Landscape Information
In 1839 David Barrow purchased the 250-acre Home Place estate from his father Bartholomew. When Barrow married Susan Woolfolk in 1847 the couple renamed and renovated the property, expanding the existing residence into a Gothic Revival-style mansion and adding over 25 acres of gardens. The Barrow’s landscape includes a half-mile long curving drive lined with live oaks that mark the entry to the estate. The gardens, adjacent to a small family cemetery, include a formal parterre garden and boxwood maze. Below the parterre a series of seven formal terraces cascade down a hillside.

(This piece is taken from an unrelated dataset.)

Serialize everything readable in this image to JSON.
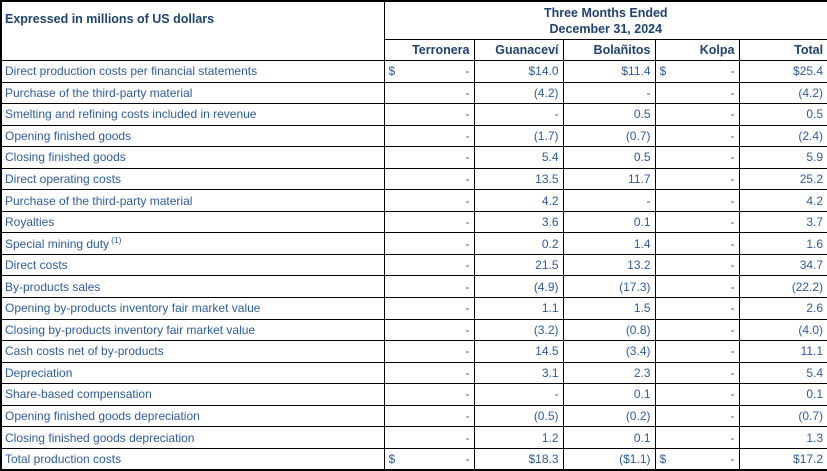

Woolfolk sold the estate in 1876, two years after Barrow died. The property fell into disrepair until it was purchased by Dr. Robert Lewis in 1915. Lewis and his wife restored the gardens and planted hundreds of azaleas on the property, including along the entrance drive. In 1945 Mrs. Dorothy Mills Noble (later Percy) purchased the estate and hired landscape architects Theodore and Lou Bird Landry to redesign the entrance and gardens. After a fire destroyed the main house in 1963, the estate was abandoned and entered a second period of decline. Concerned that the land would be purchased by developers, Genevieve and Morrell “Bud” Trimble acquired the property in 1972. Working with landscape architect Dr. Neil Odenwald and landscape gardener Ivy Jones, the Trimbles gradually rehabilitated the gardens and opened them to the public. They also converted the ruins of the mansion into a garden, added a pond and a lake, and created a small garden called the Music Room at the bottom of the slope beyond the terraces. Morrell Trimble passed away in 2004 and Genevieve Trimble in 2023. Afton Villa was listed in the National Register of Historic Places in 1983.